Van Heerden said it had been a difficult decision to make, but it was time to explore new challenges within the food industry.
"It has been a privilege to lead Sanitarium in New Zealand over the past ten years, and I will miss the camaraderie and great sense of humour of my team," he said. “During my time leading Sanitarium, we have had some great achievements as a company. A big focus has been on team development and culture, and we have reached a point where I am confident that such a strong team will continue to deliver.”
While there are no precise plans ahead, Van Heerden said he was looking forward to pursuing some his personal passions such as “exploring the world, making a difference in international trade, learning new things and finding the best cappuccino in the world.”
Sanitarium’s global CEO, Kevin Jackson, praised van Heerden’s contribution to the company’s growth. “His accomplishments are well-known and recognised in the community and industry. We certainly wish him well as he turns to new opportunities.”

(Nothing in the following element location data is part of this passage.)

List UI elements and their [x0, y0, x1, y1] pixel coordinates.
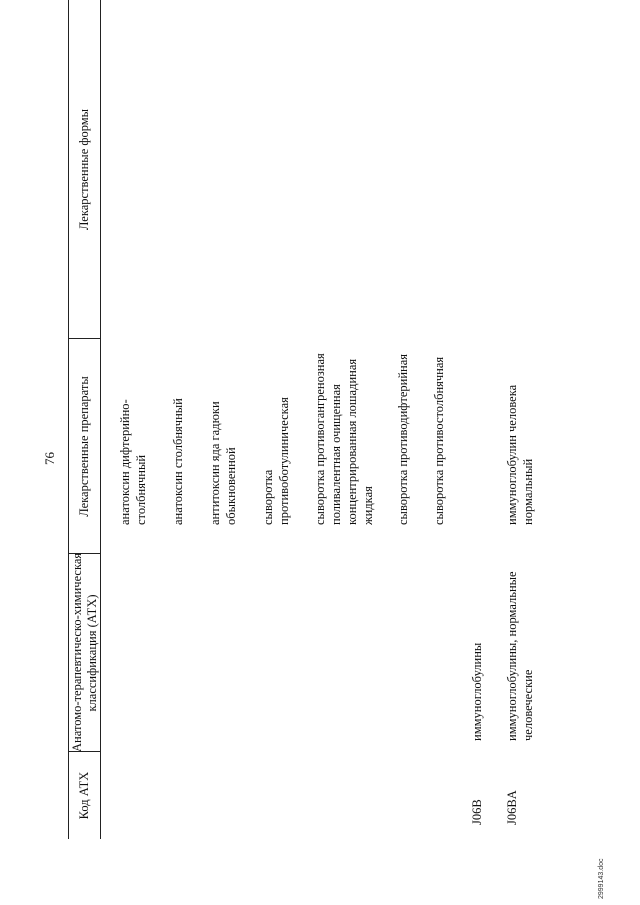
header-classification-line-2: классификация (АТХ)	[85, 594, 99, 712]
row-j06ba-classification-line-1: иммуноглобулины, нормальные	[505, 571, 519, 741]
drug-5-line-2: поливалентная очищенная	[329, 384, 343, 525]
row-j06ba-classification-line-2: человеческие	[521, 669, 535, 741]
drug-7: сыворотка противостолбнячная	[432, 356, 446, 525]
table-top-border	[68, 0, 69, 839]
row-j06b-classification: иммуноглобулины	[470, 642, 484, 741]
drug-1-line-1: анатоксин дифтерийно-	[118, 399, 132, 525]
row-j06ba-drug-line-2: нормальный	[521, 458, 535, 525]
row-j06ba-code: J06BA	[505, 790, 519, 825]
row-j06b-code: J06B	[470, 799, 484, 825]
drug-6: сыворотка противодифтерийная	[396, 353, 410, 525]
drug-3-line-1: антитоксин яда гадюки	[208, 401, 222, 525]
drug-2: анатоксин столбнячный	[171, 398, 185, 525]
drug-5-line-4: жидкая	[361, 486, 375, 525]
header-forms: Лекарственные формы	[77, 108, 91, 231]
drug-1-line-2: столбнячный	[134, 454, 148, 525]
header-drugs: Лекарственные препараты	[77, 376, 91, 517]
header-classification-line-1: Анатомо-терапевтическо-химическая	[70, 552, 84, 752]
page-number: 76	[42, 452, 57, 465]
drug-5-line-3: концентрированная лошадиная	[345, 358, 359, 525]
drug-5-line-1: сыворотка противогангренозная	[313, 353, 327, 525]
drug-3-line-2: обыкновенной	[224, 447, 238, 525]
drug-4-line-2: противоботулиническая	[277, 397, 291, 525]
header-code: Код АТХ	[77, 771, 91, 820]
drug-4-line-1: сыворотка	[261, 469, 275, 525]
row-j06ba-drug-line-1: иммуноглобулин человека	[505, 384, 519, 525]
footer-filename: 2999143.doc	[598, 858, 605, 899]
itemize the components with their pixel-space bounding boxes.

The New Zealand Food and Grocery Council has paid tribute to van Heerden as well. "It's impossible to calculate the number of hours he devoted to working on issues with me, the Board, and members personally or on their behalf. His advice and counsel were invaluable, especially to many of our smaller food businesses," said Katherine Rich, FGC's chief executive. She mentioned van Heerden's leadership during the Christchurch earthquakes when he personally helped distribute some of the 1,000 pallets of food and supplies donated by member companies.